Three-dimensional time reversal invariant topological superconductivity in doped chiral topological semimetals

TL;DR

This paper proposes that doped chiral topological semimetals can host three-dimensional time reversal invariant topological superconductivity, featuring surface Majorana fermions, influenced by their nontrivial band topology and phonon-mediated interactions.

Contribution

It identifies doped chiral topological semimetals as new candidates for topological superconductivity and elucidates the role of their nontrivial topology in supporting Majorana surface states.

Findings

Existence of topological superconductivity in doped chiral topological semimetals.

Surface Majorana fermions are predicted in these materials.
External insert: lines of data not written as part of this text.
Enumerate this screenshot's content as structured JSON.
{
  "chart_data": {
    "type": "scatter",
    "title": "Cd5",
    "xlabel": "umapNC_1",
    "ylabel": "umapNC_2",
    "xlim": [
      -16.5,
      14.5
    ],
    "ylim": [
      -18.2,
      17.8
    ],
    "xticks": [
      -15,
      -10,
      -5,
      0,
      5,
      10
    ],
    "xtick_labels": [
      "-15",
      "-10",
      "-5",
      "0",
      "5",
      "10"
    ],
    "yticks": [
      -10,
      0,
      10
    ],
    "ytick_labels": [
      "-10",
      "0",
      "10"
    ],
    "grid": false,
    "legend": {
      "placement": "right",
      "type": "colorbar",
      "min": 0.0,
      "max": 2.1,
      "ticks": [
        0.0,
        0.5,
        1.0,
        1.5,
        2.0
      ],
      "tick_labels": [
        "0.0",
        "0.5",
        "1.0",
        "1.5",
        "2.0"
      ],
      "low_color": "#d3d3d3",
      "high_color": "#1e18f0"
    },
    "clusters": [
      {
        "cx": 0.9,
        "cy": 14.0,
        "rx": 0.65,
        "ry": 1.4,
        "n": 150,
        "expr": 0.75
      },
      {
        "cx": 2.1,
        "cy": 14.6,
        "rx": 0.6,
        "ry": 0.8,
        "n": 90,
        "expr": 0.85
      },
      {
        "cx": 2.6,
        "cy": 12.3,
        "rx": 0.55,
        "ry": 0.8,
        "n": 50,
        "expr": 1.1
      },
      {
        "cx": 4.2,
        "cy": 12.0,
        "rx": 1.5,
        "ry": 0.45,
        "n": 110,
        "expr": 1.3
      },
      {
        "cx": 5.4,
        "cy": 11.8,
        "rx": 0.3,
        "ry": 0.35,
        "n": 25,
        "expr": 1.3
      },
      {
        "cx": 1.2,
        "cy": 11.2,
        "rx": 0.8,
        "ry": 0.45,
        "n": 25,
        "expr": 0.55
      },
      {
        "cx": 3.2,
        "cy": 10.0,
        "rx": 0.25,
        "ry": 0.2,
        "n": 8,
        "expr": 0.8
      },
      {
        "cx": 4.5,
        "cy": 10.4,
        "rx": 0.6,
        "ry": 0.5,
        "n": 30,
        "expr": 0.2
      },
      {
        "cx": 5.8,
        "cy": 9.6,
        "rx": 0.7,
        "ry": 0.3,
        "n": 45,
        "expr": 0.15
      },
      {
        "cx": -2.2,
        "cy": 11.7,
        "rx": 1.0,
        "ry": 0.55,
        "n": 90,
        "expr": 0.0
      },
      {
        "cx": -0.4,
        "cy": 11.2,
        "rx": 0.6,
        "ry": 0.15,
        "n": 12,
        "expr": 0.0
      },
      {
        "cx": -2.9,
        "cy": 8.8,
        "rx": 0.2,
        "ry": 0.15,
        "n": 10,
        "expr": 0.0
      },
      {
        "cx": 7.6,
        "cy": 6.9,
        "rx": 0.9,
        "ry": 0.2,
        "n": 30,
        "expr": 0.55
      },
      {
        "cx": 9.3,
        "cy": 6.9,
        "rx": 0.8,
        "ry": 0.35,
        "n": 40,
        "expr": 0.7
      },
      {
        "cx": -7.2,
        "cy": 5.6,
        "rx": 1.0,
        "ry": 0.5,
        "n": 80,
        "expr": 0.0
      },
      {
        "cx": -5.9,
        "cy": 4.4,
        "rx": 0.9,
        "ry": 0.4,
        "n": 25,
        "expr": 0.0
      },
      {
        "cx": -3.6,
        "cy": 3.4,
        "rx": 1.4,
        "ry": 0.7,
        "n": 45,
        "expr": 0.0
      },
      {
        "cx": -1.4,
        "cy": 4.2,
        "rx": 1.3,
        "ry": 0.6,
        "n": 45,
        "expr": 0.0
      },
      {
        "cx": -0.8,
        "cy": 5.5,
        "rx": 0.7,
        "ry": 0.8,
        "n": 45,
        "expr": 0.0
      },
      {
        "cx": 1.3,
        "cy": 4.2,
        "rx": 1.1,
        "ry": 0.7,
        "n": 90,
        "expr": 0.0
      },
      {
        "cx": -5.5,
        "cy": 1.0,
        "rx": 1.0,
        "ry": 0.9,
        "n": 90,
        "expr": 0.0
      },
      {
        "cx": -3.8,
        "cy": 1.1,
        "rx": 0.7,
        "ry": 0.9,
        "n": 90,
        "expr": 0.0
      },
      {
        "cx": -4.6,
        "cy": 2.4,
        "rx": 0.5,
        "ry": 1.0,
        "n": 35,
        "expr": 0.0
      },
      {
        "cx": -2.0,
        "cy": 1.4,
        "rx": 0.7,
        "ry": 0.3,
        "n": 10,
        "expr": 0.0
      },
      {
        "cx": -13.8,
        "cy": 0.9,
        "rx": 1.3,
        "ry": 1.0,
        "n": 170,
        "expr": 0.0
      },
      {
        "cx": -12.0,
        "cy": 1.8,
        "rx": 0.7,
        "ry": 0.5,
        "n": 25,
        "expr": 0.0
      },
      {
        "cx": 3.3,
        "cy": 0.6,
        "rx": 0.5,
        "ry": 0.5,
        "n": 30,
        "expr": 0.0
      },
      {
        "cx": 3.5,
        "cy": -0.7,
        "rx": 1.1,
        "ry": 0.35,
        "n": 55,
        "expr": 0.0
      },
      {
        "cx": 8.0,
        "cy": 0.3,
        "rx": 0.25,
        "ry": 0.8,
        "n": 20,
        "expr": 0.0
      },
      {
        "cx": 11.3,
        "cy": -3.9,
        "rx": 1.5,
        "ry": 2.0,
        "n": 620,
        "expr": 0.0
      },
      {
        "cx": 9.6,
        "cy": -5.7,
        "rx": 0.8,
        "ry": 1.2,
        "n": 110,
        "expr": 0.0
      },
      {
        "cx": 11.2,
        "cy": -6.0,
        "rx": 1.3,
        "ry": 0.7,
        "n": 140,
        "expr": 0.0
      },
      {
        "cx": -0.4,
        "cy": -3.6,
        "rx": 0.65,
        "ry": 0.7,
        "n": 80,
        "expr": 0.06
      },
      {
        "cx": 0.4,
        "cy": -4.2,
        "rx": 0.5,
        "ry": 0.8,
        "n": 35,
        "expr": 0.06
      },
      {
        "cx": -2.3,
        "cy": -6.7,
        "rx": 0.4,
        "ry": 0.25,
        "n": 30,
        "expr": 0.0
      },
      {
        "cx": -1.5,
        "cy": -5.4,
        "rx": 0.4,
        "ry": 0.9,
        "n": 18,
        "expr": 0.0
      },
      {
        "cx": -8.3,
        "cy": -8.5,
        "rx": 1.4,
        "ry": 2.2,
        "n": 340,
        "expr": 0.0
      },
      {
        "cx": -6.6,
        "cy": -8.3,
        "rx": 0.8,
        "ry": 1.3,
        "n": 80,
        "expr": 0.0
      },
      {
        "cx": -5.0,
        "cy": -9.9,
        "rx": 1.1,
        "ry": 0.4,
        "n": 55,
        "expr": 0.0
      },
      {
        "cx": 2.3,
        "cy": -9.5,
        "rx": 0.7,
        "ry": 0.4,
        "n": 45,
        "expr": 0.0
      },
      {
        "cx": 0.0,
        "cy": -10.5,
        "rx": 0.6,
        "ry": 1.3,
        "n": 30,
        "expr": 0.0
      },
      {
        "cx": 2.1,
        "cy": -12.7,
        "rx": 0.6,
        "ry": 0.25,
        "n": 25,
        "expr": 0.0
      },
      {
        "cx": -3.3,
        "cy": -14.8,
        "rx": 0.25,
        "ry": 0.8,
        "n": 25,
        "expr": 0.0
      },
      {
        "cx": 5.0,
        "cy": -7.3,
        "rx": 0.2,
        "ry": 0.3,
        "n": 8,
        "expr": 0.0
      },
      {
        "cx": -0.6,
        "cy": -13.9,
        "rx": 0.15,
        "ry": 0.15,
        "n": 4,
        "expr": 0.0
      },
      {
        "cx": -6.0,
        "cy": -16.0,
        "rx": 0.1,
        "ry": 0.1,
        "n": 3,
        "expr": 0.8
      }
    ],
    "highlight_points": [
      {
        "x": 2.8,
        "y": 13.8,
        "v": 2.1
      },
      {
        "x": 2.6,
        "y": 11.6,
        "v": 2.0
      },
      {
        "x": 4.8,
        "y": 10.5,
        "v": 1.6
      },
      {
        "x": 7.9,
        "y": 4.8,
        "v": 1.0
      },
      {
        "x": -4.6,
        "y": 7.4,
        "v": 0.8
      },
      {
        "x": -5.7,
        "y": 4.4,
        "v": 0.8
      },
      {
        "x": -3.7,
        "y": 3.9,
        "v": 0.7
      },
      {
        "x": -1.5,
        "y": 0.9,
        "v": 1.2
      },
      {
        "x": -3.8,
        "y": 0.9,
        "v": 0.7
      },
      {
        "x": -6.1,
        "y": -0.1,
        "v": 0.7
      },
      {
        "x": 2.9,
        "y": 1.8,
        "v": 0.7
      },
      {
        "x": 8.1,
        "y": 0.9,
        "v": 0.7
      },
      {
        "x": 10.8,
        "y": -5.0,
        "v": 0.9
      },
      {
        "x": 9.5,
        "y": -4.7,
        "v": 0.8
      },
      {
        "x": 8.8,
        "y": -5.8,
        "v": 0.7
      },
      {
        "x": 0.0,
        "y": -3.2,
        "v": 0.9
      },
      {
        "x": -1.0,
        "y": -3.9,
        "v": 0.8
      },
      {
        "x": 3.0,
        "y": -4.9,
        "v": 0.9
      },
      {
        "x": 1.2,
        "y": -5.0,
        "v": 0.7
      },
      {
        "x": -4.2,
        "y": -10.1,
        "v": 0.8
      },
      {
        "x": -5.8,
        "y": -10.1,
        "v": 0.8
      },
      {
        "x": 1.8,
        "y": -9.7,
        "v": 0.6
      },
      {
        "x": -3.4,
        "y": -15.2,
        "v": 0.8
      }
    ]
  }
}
Electron-electron interactions mediated by phonons favor topological superconductivity.

Abstract

Chiral topological semimetals host multifold degenerate band crossing points under the protection of crystalline symmetries. In this paper, we suggest that the recently discovered chiral topological semimetals in space group 198, parts of which are superconducting upon doping, can be new candidates of time reversal invariant topological superconductors. By investigating the Fermi surfaces around the band crossing points that carry nonzero Chern numbers, we clarify how the nontrivial topology of chiral topological semimetals affects their superconducting state and show the existence of topological superconductivity in $s_\pm$-wave pairing with surface Majorana fermions. We further demonstrate that the topological superconductivity is favored by the inter-unit-cell phonon-mediated electron-electron interaction.